Airline Industry Faces Critical Failure in Pandemic Aftermath

Hours-long queues, cancelled flights, and hundreds of stacked bags: this is the reality of summer vacation for European travelers in 2022. During the past two years, crisis loomed over the airline industry and has finally dropped. Airport administrations are forced to impose limitations on the daily number of flights, and airline companies convulsively slash their flight schedules.

Transavia cancelled 240 flights in July and August passing Amsterdam’s Schiphol Airport.
Corendon Airlines and Air Malta relocated 150 flights and approximately 300 more to Rotterdam and other smaller airports respectively.
British KLM cancelled all flights from Europe to Amsterdam.
Belgian Brussels Airlines, a subsidiary of Lufthansa, cancels almost 700 flights.
In the U.S., Airlines of America give an estimated number of 15 percent of planned flights that have been cut from the summer schedule.

Why can’t these companies deal with the growing demand?

All this is an echo of the staff shortage which began in 2020.
Trying to enshrine their profitability and survive the Covid crisis, airline companies looked to reduce payroll expenses by offered early retirement to their employees, together with unpaid leave packages.

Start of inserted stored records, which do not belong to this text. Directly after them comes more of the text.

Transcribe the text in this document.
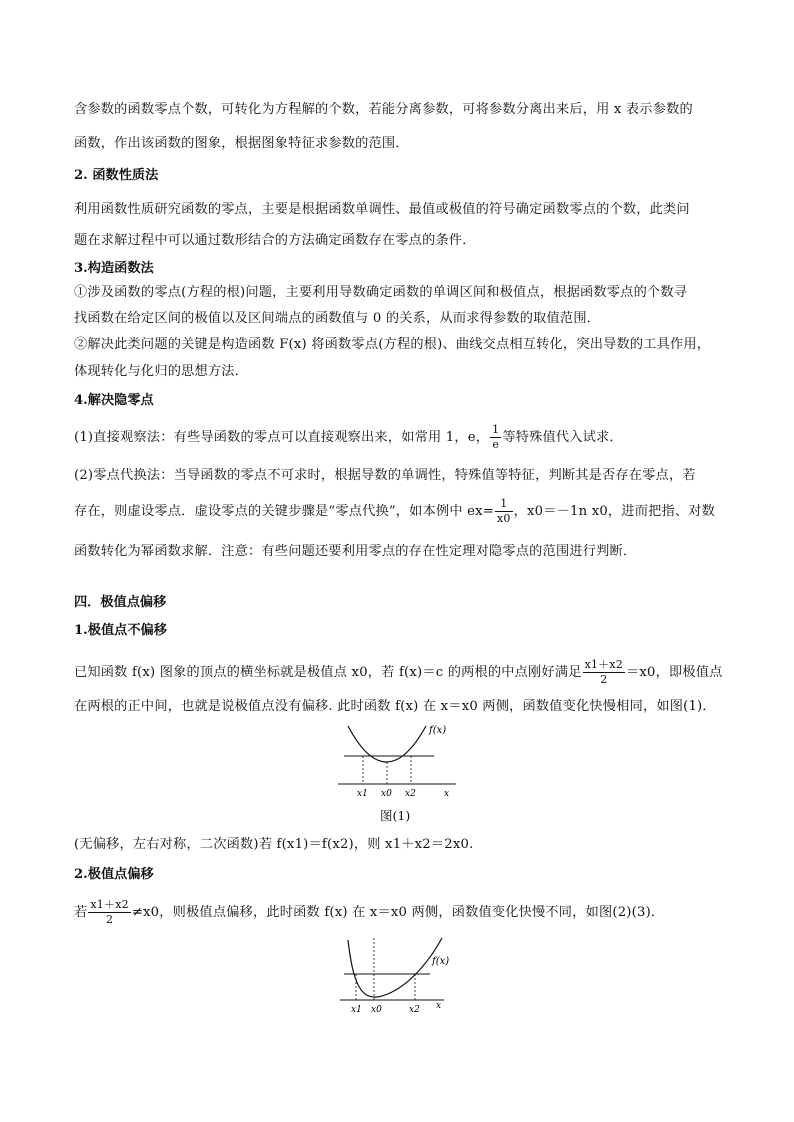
含参数的函数零点个数，可转化为方程解的个数，若能分离参数，可将参数分离出来后，用 x 表示参数的
函数，作出该函数的图象，根据图象特征求参数的范围．
2. 函数性质法
利用函数性质研究函数的零点，主要是根据函数单调性、最值或极值的符号确定函数零点的个数，此类问
题在求解过程中可以通过数形结合的方法确定函数存在零点的条件．
3.构造函数法
①涉及函数的零点(方程的根)问题，主要利用导数确定函数的单调区间和极值点，根据函数零点的个数寻
找函数在给定区间的极值以及区间端点的函数值与 0 的关系，从而求得参数的取值范围．
②解决此类问题的关键是构造函数 F(x) 将函数零点(方程的根)、曲线交点相互转化，突出导数的工具作用，
体现转化与化归的思想方法．
4.解决隐零点
(1)直接观察法：有些导函数的零点可以直接观察出来，如常用 1，e， $\frac{1}{e}$ 等特殊值代入试求．
(2)零点代换法：当导函数的零点不可求时，根据导数的单调性，特殊值等特征，判断其是否存在零点，若
存在，则虚设零点．虚设零点的关键步骤是“零点代换”，如本例中 $ex= \frac{1}{x0}$ ，x0＝－1n x0，进而把指、对数
函数转化为幂函数求解．注意：有些问题还要利用零点的存在性定理对隐零点的范围进行判断．
四．极值点偏移
1.极值点不偏移
已知函数 f(x) 图象的顶点的横坐标就是极值点 x0，若 f(x)＝c 的两根的中点刚好满足 $\frac{x1+x2}{2} =x0$，即极值点
在两根的正中间，也就是说极值点没有偏移. 此时函数 f(x) 在 x＝x0 两侧，函数值变化快慢相同，如图(1)．
f(x)
x1 x0 x2	x
图(1)
(无偏移，左右对称，二次函数)若 f(x1)＝f(x2)，则 x1＋x2＝2x0.
2.极值点偏移
若 $\frac{x1+x2}{2} \ne x0$，则极值点偏移，此时函数 f(x) 在 x＝x0 两侧，函数值变化快慢不同，如图(2)(3)．
f(x)
x1 x0	x2 x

In July of 2020, Bloomberg stated that the number of airline workers around the world who have been fired or may lose their job is around 400.000.  Now, these people are replaced by new staff who need to be trained again. This issue surfaced already in 2021 but didn’t lead to such serious consequences as we are seeing now. As the number of air travelers comes back to a pre-pandemic level, the atrophied industry can’t meet even this demand, which should not have been unanticipated.

How can the market resolve the crisis?

As usual, cutting flights at the expense of workers isn’t the only issue. Apart from decreasing flight numbers and the exclusion of some small cities from air service, fare costs rise. Based on data from Hopper, average U.S. domestic airfares reached $400 at the end of May, starting at $250 in the beginning of the year. And although airline workers held a series of successful strikes in France, Great Britain and Germany, these cannot change the general trend of the market. Their victory, certainly deserving wide applause and requiring the continuation of their struggle, will fall on the shoulders of the purchasers or in other words, the regular working person.

The bourgeoisie, as usual, tries to explain their actions by pointing fingers at a number of external factors, such as unexpected growth of demand, restrictions put in place by airport administrations, strikes, and the “unavoidable” loss of their employees during the pandemic market downturn. However, the origin of this crisis is systematic and lies in the lack of planning. Permanent competition between the different market players forces them to adjust to daily economic instability. As a result, the race of here and now profit-making only finishes with a consequent series of crises, each as bad as the one before. Capitalism has once again proved its inability to meet the needs of people. The daily growing demand of humanity requires precise assessment and rational utilization of the resources needed for the fabrication of goods and further equal distribution of products. All this requires centralized planning, implementation of which is impossible without the socialization of the means of production and their further subordination to the interests of the proletarian majority.